Buyers say auction start bids too high

An animal auction held at the Agriculture Department in Lower Valley on Wednesday had interested buyers complaining of high starting bids.

With the bidding starting at $400 by auctioneer Rex Crighton some buyers and animals lovers went away empty-handed complaining that prices were too high.

Four animals were on the block – a strawberry roan stallion and a bay stallion, both three to four years old; a mare over 12 years; and a heifer.

One animal lover, who owns a pony riding company, said that when the department held auctions in previous years, the bidding normally started at between $60 and $100.

‘We tried to offer $200 as the starting price but they did not want that. It is better for government to put them down, and then they won’t have to feed them. Why do they not want to give the animals out at a fair price when they were strays from the beginning?’ she asked.

Diego Kelly also felt prices were too high.

‘You all do not want to get these animals off your hands. If you did you would offer them at a lower price.’

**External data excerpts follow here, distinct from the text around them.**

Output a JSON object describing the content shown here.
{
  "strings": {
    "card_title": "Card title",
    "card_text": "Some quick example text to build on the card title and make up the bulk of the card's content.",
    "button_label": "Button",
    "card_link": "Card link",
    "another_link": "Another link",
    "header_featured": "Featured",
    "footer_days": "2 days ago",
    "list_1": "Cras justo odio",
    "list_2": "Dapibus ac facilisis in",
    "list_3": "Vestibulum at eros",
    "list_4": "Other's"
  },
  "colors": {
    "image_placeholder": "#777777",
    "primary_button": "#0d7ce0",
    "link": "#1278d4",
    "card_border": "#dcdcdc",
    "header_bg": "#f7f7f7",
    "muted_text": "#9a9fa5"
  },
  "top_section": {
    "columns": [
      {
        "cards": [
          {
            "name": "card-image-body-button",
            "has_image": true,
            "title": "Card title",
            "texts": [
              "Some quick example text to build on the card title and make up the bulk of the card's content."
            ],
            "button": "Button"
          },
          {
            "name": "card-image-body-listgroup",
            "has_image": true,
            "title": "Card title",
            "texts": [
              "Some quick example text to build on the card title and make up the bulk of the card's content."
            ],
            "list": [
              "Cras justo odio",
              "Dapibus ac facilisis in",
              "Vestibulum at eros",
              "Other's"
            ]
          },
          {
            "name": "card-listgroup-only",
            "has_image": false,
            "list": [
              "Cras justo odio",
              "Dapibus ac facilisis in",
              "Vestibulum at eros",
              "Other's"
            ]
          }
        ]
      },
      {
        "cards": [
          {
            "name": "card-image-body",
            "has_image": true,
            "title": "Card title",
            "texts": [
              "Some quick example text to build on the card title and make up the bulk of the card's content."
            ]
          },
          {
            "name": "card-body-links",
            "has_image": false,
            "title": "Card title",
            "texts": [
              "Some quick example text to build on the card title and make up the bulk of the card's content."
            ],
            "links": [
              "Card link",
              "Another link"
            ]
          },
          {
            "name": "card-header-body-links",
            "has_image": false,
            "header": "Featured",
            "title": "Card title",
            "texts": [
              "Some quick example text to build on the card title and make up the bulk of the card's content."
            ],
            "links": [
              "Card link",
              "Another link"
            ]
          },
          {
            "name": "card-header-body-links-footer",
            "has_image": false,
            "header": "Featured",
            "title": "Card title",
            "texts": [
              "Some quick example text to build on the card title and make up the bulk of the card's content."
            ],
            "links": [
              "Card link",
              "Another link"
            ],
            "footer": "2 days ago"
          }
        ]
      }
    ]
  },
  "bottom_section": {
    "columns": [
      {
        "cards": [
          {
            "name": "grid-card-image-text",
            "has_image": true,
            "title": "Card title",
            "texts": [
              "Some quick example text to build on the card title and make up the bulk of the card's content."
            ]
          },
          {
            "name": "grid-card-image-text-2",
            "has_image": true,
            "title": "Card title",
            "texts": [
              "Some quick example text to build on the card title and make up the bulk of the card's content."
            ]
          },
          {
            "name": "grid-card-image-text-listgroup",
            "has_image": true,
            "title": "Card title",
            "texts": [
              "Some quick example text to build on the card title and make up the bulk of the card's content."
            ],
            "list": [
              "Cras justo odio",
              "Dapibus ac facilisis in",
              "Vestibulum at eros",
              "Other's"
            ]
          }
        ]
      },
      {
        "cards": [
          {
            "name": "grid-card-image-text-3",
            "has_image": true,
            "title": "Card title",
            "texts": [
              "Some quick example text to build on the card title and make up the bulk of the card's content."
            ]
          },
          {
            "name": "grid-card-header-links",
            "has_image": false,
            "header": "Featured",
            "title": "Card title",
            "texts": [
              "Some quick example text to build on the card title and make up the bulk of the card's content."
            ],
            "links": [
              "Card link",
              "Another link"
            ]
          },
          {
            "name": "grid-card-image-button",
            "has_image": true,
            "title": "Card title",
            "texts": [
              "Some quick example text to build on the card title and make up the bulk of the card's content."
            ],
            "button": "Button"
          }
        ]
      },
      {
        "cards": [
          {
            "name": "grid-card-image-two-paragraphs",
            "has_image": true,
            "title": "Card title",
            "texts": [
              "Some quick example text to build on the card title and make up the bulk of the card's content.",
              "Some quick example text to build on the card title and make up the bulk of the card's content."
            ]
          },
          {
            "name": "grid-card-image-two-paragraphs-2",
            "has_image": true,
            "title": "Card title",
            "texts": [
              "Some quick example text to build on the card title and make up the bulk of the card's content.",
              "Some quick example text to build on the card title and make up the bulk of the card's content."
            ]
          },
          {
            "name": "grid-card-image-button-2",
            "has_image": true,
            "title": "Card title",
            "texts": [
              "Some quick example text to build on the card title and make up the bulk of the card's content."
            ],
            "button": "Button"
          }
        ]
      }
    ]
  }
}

Diego, along with friend Jeremy Thompson, who still attends high school, said they were looking to buy a horse for their friend Shamiah Grant.

‘We love horses. Every evening a group of us get together to go riding. Our friend did not have a horse so we though it would be a nice surprise for him,’ said Jeremy.

After much debate with the auctioneer, the two friends were able to buy the horse for a little over $200. ‘We would have bought two if they were selling them at the right price.’

Another buyer who bought a stallion said it took away from the flavour and excitement of bidding on the animals by offering a set price too high. ‘Starting at $100 would have been a much more reasonable price,’ he said.

Auctioneer Rex Crighton said: ‘I have held auctions before and the bidding is usually started much higher than what we have here today.’

The three horses sold for more than $200 each, with the heifer fetching $500.

The animals on sale were picked up wandering the streets. They were auctioned after no one laid claim to them or if owners did not pay fees over a period of time.